# no neutral, hot on both sides



## stingry331 (Feb 27, 2011)

Ok I have a strange one here. We have been having a problem at our house that at times the master bedroom will loose power. The breaker does not trip, and other things on that breaker continue to work. This usually happens when something is plugged into the outlet near our door, so I took that outlet apart and all 3 wires going to the outlet were connected wrong and loose, I connected all properly and reinstalled. we had no problems for 2 months. today I installed a new light fixture, very simple install. Removed old lamp attached power wire, neutral wire and ground wire all as they had been connected. Now we are back to square one nothing works in the room at all. I tested with my DVOM and both wires at all the non-working outlets, switches and light fixture have 120volts. Both the neutral and hot wires have 120volts. This is very strange to me, I can't figure it out. The breaker does not blow and the outlets outside the room still work. Any suggestions? Thanks


----------



## Jim Port (Sep 21, 2007)

Sounds like a loose neutral somewhere in the circuit.


----------



## stingry331 (Feb 27, 2011)

I think you are right I just can't figure out where? Any suggestions on how to find it?


----------



## dmxtothemax (Oct 26, 2010)

DITTO !
loose connection somewhere,
Or a faulty cable (broken internally).


----------



## mpoulton (Jul 23, 2009)

stingry331 said:


> I think you are right I just can't figure out where? Any suggestions on how to find it?


When the problem occurs, check the voltage between neutral and ground EVERYWHERE on the circuit that you can access. Each receptacle, each light fixture, etc. If you find any locations where the neutral does not read 120V to ground, then you know the open neutral is between that device and the rest of the circuit, and that gives you somewhere to start looking.

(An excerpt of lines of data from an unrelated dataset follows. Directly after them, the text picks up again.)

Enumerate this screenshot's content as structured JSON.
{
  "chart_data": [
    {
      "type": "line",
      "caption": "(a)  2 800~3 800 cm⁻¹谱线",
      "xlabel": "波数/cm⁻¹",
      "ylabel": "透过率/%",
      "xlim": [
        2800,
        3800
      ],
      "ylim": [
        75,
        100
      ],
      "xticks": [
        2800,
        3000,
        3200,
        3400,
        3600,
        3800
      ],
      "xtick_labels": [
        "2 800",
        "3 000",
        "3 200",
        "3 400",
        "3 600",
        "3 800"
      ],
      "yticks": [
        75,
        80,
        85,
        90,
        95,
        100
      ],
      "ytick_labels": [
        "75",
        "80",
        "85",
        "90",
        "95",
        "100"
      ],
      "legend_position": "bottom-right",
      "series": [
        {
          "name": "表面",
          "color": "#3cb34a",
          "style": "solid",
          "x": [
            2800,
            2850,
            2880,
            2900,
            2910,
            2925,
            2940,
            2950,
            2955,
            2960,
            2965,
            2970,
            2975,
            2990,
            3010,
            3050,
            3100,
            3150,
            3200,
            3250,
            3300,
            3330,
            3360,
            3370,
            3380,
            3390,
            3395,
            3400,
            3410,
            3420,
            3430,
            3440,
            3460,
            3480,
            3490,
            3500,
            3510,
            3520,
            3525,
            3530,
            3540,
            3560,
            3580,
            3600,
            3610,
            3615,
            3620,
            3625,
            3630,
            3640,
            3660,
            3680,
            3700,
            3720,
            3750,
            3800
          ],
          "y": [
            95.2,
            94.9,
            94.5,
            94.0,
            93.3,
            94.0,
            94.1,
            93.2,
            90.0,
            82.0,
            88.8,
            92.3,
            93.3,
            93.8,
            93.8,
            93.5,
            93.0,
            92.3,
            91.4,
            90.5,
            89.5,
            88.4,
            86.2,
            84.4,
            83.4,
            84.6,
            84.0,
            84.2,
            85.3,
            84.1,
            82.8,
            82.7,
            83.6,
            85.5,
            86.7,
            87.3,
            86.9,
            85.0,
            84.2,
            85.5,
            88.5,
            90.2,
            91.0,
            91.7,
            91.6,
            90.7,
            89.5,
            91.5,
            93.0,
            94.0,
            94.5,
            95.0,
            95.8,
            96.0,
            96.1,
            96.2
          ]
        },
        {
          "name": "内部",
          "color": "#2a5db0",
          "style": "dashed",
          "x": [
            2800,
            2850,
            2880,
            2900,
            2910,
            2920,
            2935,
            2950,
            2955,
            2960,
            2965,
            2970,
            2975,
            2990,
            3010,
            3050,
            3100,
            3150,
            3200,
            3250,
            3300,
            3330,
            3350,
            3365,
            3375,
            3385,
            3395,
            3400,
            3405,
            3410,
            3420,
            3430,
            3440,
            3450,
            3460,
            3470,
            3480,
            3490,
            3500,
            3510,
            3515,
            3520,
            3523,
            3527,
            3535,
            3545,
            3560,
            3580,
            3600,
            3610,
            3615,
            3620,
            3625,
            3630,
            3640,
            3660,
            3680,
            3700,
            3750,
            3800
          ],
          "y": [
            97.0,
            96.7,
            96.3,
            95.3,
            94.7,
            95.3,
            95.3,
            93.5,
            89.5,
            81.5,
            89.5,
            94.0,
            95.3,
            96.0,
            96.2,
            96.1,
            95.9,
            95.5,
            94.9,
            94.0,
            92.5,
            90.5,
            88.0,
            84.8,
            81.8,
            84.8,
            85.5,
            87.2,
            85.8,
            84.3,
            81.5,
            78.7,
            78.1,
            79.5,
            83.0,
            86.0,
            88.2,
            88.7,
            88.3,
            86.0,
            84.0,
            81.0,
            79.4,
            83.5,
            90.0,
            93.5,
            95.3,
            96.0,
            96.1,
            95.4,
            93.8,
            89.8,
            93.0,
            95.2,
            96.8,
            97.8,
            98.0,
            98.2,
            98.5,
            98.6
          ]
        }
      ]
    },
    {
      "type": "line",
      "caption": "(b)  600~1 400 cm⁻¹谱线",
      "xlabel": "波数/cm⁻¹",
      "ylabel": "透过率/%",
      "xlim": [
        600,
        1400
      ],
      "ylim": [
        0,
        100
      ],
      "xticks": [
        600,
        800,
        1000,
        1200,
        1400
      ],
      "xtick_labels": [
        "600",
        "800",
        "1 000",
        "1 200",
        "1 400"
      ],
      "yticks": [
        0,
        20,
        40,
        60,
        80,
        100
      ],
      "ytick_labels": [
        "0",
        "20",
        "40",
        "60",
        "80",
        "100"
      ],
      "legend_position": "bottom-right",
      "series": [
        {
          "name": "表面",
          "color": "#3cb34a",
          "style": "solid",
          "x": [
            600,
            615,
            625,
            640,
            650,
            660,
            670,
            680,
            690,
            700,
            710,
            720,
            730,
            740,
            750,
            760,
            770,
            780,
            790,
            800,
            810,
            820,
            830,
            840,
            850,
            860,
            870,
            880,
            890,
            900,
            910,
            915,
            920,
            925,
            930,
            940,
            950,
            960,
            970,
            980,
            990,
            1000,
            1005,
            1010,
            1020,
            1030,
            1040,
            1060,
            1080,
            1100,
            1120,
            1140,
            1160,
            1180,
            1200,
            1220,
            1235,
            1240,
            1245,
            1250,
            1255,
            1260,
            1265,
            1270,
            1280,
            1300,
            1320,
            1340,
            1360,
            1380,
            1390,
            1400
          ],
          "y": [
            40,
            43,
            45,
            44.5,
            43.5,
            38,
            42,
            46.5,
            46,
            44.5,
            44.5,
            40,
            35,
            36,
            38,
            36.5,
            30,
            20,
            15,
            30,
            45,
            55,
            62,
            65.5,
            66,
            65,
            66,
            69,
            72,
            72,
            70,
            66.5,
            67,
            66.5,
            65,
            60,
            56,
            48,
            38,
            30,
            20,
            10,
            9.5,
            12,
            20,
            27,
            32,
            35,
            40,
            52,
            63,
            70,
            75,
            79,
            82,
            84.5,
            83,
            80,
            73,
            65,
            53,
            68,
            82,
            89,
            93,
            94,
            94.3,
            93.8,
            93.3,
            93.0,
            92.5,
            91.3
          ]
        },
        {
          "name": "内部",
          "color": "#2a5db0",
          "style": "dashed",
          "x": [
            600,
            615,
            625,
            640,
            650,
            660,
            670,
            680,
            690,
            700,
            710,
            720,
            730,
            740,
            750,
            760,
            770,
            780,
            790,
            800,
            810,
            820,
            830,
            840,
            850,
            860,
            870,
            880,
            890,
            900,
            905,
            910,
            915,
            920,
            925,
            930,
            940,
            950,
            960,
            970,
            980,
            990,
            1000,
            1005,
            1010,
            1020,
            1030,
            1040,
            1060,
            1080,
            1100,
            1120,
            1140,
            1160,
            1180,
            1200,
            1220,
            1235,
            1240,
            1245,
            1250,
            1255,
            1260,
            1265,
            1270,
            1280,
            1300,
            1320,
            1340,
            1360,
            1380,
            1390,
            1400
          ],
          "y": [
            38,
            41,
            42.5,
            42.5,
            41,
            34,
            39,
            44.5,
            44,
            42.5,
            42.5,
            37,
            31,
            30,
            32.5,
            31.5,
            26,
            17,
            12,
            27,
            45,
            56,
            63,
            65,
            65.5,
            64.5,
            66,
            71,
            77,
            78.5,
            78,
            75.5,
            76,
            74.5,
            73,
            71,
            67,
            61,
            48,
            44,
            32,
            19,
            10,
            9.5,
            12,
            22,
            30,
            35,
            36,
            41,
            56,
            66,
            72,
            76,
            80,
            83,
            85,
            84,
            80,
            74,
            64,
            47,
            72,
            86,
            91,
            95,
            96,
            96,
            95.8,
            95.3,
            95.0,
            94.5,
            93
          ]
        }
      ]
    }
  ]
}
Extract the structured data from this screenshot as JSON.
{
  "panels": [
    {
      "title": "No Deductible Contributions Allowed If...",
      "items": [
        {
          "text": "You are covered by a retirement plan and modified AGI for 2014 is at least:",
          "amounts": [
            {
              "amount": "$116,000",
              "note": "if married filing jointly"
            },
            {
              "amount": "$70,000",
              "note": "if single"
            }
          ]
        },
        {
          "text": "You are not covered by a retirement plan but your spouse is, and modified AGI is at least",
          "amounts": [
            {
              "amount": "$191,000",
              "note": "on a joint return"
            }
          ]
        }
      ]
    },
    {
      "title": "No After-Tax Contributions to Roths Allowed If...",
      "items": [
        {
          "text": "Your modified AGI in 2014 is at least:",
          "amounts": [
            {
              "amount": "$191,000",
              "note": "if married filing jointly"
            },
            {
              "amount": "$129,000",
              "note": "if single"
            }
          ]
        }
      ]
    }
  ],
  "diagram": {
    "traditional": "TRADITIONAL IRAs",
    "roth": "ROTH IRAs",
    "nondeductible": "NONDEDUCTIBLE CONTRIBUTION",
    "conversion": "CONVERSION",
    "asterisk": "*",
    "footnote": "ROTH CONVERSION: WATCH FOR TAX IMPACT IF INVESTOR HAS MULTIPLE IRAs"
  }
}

Since it sounds like the entire circuit may be affected, you might want to check the neutral connection in the panel first.


----------



## jbfan (Jul 1, 2004)

stingry331 said:


> I think you are right I just can't figure out where? Any suggestions on how to find it?


Start at the last place you worked.
If it was working correctly for 2 months after you fixed it, and you installed a new light, that has to be where the problem is.


----------



## joed (Mar 13, 2005)

If you know how the cabling is routed around the room the problem is in the last working device or the first not working device. Yes that is correct. The problem could be in a working device box.


----------



## stingry331 (Feb 27, 2011)

Thank You everyone for your help. I finally found the problem. I did not know how the wiring was routed so I was having a hard time figuring out which item was the first to not work. I was trying to trace the wiring in the basement. I ended up finding a wire nut connection inside the light switch box in the bathroom was loose. Thanks again for all the help.


----------